Dupont* was against Hemp for a similar reason. Hemp fiber was a far superior fiber to the new nylon fiber Dupont was producing. Hemp fiber was also less costly to produce than nylon fiber; therefore, lowering nylon fiberʼs value. Both Dupont and Hearst would incur large financial losses if Hemp was not kept illegal. They decided to stop this threat by getting Hemp to be completely outlawed. Tabloid sensationalism (via Hearst’s newspapers) convinced members of Congress and the public of the dangers of Hemp using the relatively new word “Marijuana”. At this point Hemp – was successfully 100% illegal and NO further medical studies were done for nearly 30 years world wide due to America’s demonization of this drug.
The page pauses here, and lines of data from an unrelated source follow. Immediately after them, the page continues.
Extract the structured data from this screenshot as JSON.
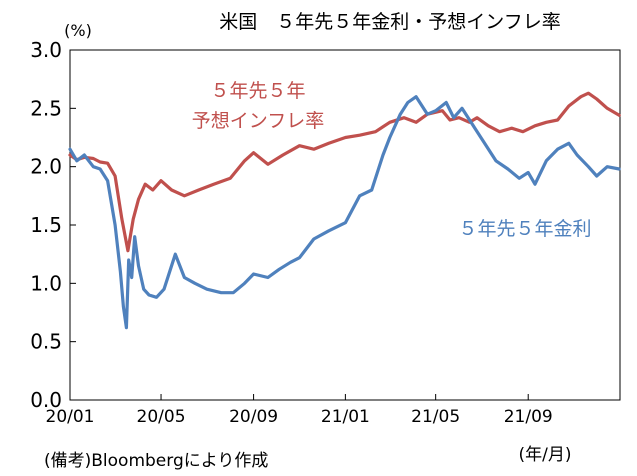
{
  "chart_data": {
    "type": "line",
    "title": "米国　５年先５年金利・予想インフレ率",
    "ylabel": "(%)",
    "xlabel": "(年/月)",
    "source_note": "(備考)Bloombergにより作成",
    "ylim": [
      0,
      3.0
    ],
    "y_ticks": [
      "0.0",
      "0.5",
      "1.0",
      "1.5",
      "2.0",
      "2.5",
      "3.0"
    ],
    "x_range": [
      "2020-01-01",
      "2021-12-31"
    ],
    "x_ticks": [
      {
        "date": "2020-01-01",
        "label": "20/01"
      },
      {
        "date": "2020-05-01",
        "label": "20/05"
      },
      {
        "date": "2020-09-01",
        "label": "20/09"
      },
      {
        "date": "2021-01-01",
        "label": "21/01"
      },
      {
        "date": "2021-05-01",
        "label": "21/05"
      },
      {
        "date": "2021-09-01",
        "label": "21/09"
      }
    ],
    "grid": false,
    "series": [
      {
        "name": "５年先５年予想インフレ率",
        "label_lines": [
          "５年先５年",
          "予想インフレ率"
        ],
        "color": "#c0504d",
        "points": [
          [
            "2020-01-01",
            2.1
          ],
          [
            "2020-01-10",
            2.06
          ],
          [
            "2020-01-20",
            2.08
          ],
          [
            "2020-02-01",
            2.07
          ],
          [
            "2020-02-10",
            2.04
          ],
          [
            "2020-02-20",
            2.03
          ],
          [
            "2020-03-01",
            1.92
          ],
          [
            "2020-03-10",
            1.55
          ],
          [
            "2020-03-18",
            1.28
          ],
          [
            "2020-03-25",
            1.55
          ],
          [
            "2020-04-01",
            1.72
          ],
          [
            "2020-04-10",
            1.85
          ],
          [
            "2020-04-20",
            1.8
          ],
          [
            "2020-05-01",
            1.88
          ],
          [
            "2020-05-15",
            1.8
          ],
          [
            "2020-06-01",
            1.75
          ],
          [
            "2020-06-20",
            1.8
          ],
          [
            "2020-07-10",
            1.85
          ],
          [
            "2020-08-01",
            1.9
          ],
          [
            "2020-08-20",
            2.05
          ],
          [
            "2020-09-01",
            2.12
          ],
          [
            "2020-09-20",
            2.02
          ],
          [
            "2020-10-10",
            2.1
          ],
          [
            "2020-11-01",
            2.18
          ],
          [
            "2020-11-20",
            2.15
          ],
          [
            "2020-12-10",
            2.2
          ],
          [
            "2021-01-01",
            2.25
          ],
          [
            "2021-01-20",
            2.27
          ],
          [
            "2021-02-10",
            2.3
          ],
          [
            "2021-03-01",
            2.38
          ],
          [
            "2021-03-20",
            2.42
          ],
          [
            "2021-04-05",
            2.38
          ],
          [
            "2021-04-20",
            2.45
          ],
          [
            "2021-05-10",
            2.48
          ],
          [
            "2021-05-20",
            2.4
          ],
          [
            "2021-06-01",
            2.42
          ],
          [
            "2021-06-15",
            2.38
          ],
          [
            "2021-06-25",
            2.42
          ],
          [
            "2021-07-10",
            2.35
          ],
          [
            "2021-07-25",
            2.3
          ],
          [
            "2021-08-10",
            2.33
          ],
          [
            "2021-08-25",
            2.3
          ],
          [
            "2021-09-10",
            2.35
          ],
          [
            "2021-09-25",
            2.38
          ],
          [
            "2021-10-10",
            2.4
          ],
          [
            "2021-10-25",
            2.52
          ],
          [
            "2021-11-10",
            2.6
          ],
          [
            "2021-11-20",
            2.63
          ],
          [
            "2021-12-01",
            2.58
          ],
          [
            "2021-12-15",
            2.5
          ],
          [
            "2021-12-31",
            2.44
          ]
        ]
      },
      {
        "name": "５年先５年金利",
        "label_lines": [
          "５年先５年金利"
        ],
        "color": "#4f81bd",
        "points": [
          [
            "2020-01-01",
            2.15
          ],
          [
            "2020-01-10",
            2.05
          ],
          [
            "2020-01-20",
            2.1
          ],
          [
            "2020-02-01",
            2.0
          ],
          [
            "2020-02-10",
            1.98
          ],
          [
            "2020-02-20",
            1.88
          ],
          [
            "2020-03-01",
            1.5
          ],
          [
            "2020-03-08",
            1.1
          ],
          [
            "2020-03-12",
            0.8
          ],
          [
            "2020-03-16",
            0.62
          ],
          [
            "2020-03-19",
            1.2
          ],
          [
            "2020-03-23",
            1.05
          ],
          [
            "2020-03-27",
            1.4
          ],
          [
            "2020-04-01",
            1.15
          ],
          [
            "2020-04-08",
            0.95
          ],
          [
            "2020-04-15",
            0.9
          ],
          [
            "2020-04-25",
            0.88
          ],
          [
            "2020-05-05",
            0.95
          ],
          [
            "2020-05-20",
            1.25
          ],
          [
            "2020-06-01",
            1.05
          ],
          [
            "2020-06-15",
            1.0
          ],
          [
            "2020-07-01",
            0.95
          ],
          [
            "2020-07-20",
            0.92
          ],
          [
            "2020-08-05",
            0.92
          ],
          [
            "2020-08-20",
            1.0
          ],
          [
            "2020-09-01",
            1.08
          ],
          [
            "2020-09-20",
            1.05
          ],
          [
            "2020-10-05",
            1.12
          ],
          [
            "2020-10-20",
            1.18
          ],
          [
            "2020-11-01",
            1.22
          ],
          [
            "2020-11-20",
            1.38
          ],
          [
            "2020-12-10",
            1.45
          ],
          [
            "2021-01-01",
            1.52
          ],
          [
            "2021-01-20",
            1.75
          ],
          [
            "2021-02-05",
            1.8
          ],
          [
            "2021-02-20",
            2.1
          ],
          [
            "2021-03-01",
            2.25
          ],
          [
            "2021-03-15",
            2.45
          ],
          [
            "2021-03-25",
            2.55
          ],
          [
            "2021-04-05",
            2.6
          ],
          [
            "2021-04-20",
            2.45
          ],
          [
            "2021-05-01",
            2.48
          ],
          [
            "2021-05-15",
            2.55
          ],
          [
            "2021-05-25",
            2.42
          ],
          [
            "2021-06-05",
            2.5
          ],
          [
            "2021-06-20",
            2.35
          ],
          [
            "2021-07-05",
            2.2
          ],
          [
            "2021-07-20",
            2.05
          ],
          [
            "2021-08-05",
            1.98
          ],
          [
            "2021-08-20",
            1.9
          ],
          [
            "2021-09-01",
            1.95
          ],
          [
            "2021-09-10",
            1.85
          ],
          [
            "2021-09-25",
            2.05
          ],
          [
            "2021-10-10",
            2.15
          ],
          [
            "2021-10-25",
            2.2
          ],
          [
            "2021-11-05",
            2.1
          ],
          [
            "2021-11-20",
            2.0
          ],
          [
            "2021-12-01",
            1.92
          ],
          [
            "2021-12-15",
            2.0
          ],
          [
            "2021-12-31",
            1.98
          ]
        ]
      }
    ]
  }
}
Essentially, the entire group of elites and special interest groups of that time — dominated by Dupont — was an impressive group of wealthy business cronies making huge profits. As a group, they were systematically taking over fuel and fossil fuel products, a range of chemicals, food production, fiber, and the government. This was so that they could make sure that no more commercial Hemp was ever grown in the United States to compete with their many chemical based products. Dupont was developing cellophane, nylon, and dacron from fossil fuels and had patents on many synthetics — becoming a leader in the development of paint, rayon, synthetic rubber, plastics, chemicals, photographic film, insecticides and agricultural chemicals. In 1937, Dupont filed its patent on nylon. Nylon is a synthetic fiber that took over many of the textile and cordage markets that would have gone to Hemp. At that time, more than half the American cars were built by GM, guaranteeing Dupont an ongoing outlet for his paints, varnishes, plastics, and rubber — all which could have been made from Hemp. Along those lines of monopoly, all GM cars would be designed to use tetra-ethyl leaded fuel, which contained additives that Dupont manufactured. Competition from Hemp had been successfully eliminated until World War II.